Out of the half million people expected to visit Brazil, the first South American nation to host the Olympics, few will make it their mission to see the people, sites and Candomblé rituals of the favela communities of Salvador in the Northeastern state of Bahia. Unless, you have been enticed to by the Instagram-exhibited works of self-taught Photographer and Architecture student, Guilherme Malaquias.
In deeply dense black-and-white and vividly saturated hues, Guilherme Malaquias’ body of work explores the people of his native Bahia as they engage with their surroundings, capturing beauty in everyday life. The twenty-eight year old’s work has attracted a global following thanks to Instagram, where Malaquias uploads striking, sensitively profound and zestful depictions of life in Salvador, Bahia.
In conversation with Guilherme Malaquias, I get to know more about the man who holds a lens to the community he so evidently loves and his thoughts on Brazil hosting the forthcoming Olympic Games amidst a whirlwind of sociopolitical controversy and economic challenges.
How did you get into photography?
I began shooting in adolescence with the emergence of the first digital cameras. Under the influence of existing social networks at the time, photoblogs, I exercised my gaze which matured over time. I consider photography my best form of expression.

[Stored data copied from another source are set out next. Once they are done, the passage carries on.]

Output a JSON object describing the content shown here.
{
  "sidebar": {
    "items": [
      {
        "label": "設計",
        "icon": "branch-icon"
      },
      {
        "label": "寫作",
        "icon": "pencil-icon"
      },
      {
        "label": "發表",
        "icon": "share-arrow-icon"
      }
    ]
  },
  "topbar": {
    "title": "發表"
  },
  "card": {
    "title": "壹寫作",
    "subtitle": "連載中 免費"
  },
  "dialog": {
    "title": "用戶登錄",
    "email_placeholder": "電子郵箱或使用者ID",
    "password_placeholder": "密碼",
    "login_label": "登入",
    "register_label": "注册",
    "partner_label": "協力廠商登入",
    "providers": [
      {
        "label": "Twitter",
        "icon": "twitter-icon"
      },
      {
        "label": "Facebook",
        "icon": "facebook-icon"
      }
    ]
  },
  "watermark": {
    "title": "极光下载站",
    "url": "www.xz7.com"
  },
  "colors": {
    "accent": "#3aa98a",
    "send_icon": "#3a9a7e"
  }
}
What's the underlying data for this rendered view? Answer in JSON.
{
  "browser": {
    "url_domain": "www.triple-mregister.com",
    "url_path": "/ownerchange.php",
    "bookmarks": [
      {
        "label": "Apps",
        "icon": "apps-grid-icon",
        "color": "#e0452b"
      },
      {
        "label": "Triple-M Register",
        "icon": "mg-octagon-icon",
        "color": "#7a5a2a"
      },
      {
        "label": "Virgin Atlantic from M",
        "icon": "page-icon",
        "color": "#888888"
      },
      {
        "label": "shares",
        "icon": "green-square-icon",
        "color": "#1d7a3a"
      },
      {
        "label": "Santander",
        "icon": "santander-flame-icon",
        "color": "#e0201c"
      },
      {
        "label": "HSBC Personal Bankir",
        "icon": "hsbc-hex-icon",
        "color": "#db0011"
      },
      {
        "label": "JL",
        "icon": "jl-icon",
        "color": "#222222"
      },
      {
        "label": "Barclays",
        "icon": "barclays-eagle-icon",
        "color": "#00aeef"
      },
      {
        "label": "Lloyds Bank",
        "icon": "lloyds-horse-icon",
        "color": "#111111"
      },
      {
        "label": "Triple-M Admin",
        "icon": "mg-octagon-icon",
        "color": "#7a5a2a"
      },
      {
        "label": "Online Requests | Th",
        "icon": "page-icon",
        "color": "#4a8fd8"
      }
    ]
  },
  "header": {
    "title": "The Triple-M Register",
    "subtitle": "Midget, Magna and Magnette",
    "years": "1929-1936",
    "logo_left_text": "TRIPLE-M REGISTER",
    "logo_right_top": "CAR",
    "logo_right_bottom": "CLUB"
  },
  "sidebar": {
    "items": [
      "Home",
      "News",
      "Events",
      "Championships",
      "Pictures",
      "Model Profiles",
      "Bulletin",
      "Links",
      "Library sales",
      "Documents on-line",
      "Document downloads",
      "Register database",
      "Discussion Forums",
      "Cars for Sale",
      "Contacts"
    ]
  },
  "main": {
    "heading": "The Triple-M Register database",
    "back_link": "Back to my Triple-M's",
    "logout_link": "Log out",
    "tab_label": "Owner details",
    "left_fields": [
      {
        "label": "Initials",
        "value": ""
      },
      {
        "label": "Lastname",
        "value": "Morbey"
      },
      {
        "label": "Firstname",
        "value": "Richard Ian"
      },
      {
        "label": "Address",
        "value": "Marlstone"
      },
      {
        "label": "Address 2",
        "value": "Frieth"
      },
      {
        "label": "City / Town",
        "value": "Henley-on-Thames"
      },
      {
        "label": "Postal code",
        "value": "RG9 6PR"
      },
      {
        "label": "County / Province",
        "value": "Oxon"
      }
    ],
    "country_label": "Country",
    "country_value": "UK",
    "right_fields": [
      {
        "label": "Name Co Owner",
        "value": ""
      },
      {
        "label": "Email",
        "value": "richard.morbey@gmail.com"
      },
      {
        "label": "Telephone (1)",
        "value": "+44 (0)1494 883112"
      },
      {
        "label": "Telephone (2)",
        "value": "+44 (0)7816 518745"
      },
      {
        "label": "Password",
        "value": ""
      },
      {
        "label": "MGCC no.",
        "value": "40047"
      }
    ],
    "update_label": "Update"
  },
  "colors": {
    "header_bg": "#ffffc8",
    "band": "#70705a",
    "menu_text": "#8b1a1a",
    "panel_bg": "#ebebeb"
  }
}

You studied Architecture, how do the architectural skills learnt influence your photography?
My academic background in Architecture has made me mature in my art and to see the relationship of people with the spaces in which they inhabit. It has made me stay aware of the compositions necessary to have a positive aesthetic effect on the whole: lighting, framing, colours. Factors that are also the pillars of good architecture.
How would you describe your aesthetic or approach to photography?
I believe in eternal process. I can shoot one way today and next week it changes completely. I go after what I’m feeling right now. I aim for my photography to have substance, so I like to photograph people and their relationships with space to tell a story. I create through lived moments, experiences and interactions.
The moments lived undoubtedly are the most important, but the recognition we receive is the fuel to continue.
What would be your favourite photo you’ve taken?
It is hard to say… I like the photographs taken in Gamboa, a small community in my city of Salvador. The place has taught me to look at other perspectives of life. It is where I see the most substance in my photos.
What was the best moment of your career so far?
Late last year, I was invited to an exhibition in Brasilia by Instagram where I could talk to the Secretary of Human Rights and tell of my experience in lived spaces. The moments lived undoubtedly are the most important, but the recognition we receive is the fuel to continue.
Do you think a formal education in photography is necessary to become a great photographer?
No. I think that Art is freedom of expression and I believe the same for Photography.
What are you most inspired by?
My city, Salvador in Bahia, inspires me the most.
Brazil recently made international news because of allegations of corruption and recession. You see a visible effect on the people you photograph?
People living in low-income communities are visibly having access to materials and consumer goods that were previously not within reach. This is very positive in a country where inequality is quite considerable and in turn makes the government target another segment of society.
How do you feel about the Olympics being held in Brazil this year?
I think it’s not the best time for an event of this magnitude happen in our country. We went through major political, social and economic conflicts. Public money, in my opinion, should have been invested in basic needs of the country: education, health and basic infrastructure.
What are some of the best things about where you live?
I enjoy anything that has substance and history. The religious manifestations of Candomblé and Catholicism are our greatest wealth— of culture, ancestry and faith.
Some of your images bare resemblance to fashion photography, is that a genre you would like to expand to?
I love the fashion photography. Certainly, I believe in the possibility of me to deepen in this field.
What are your goals for the rest of 2016 and beyond?
I’m at the end of an academic degree in Architecture. My goal after the completion of this process is to continue with Photography, combined with my knowledge of architecture, and risk the possibilities that arise.
Where should we expect to see your work in the future?
The future is uncertain. I have chosen to let things flow naturally and enter the paths that appear in front of me. Hopefully my photography reaches many people.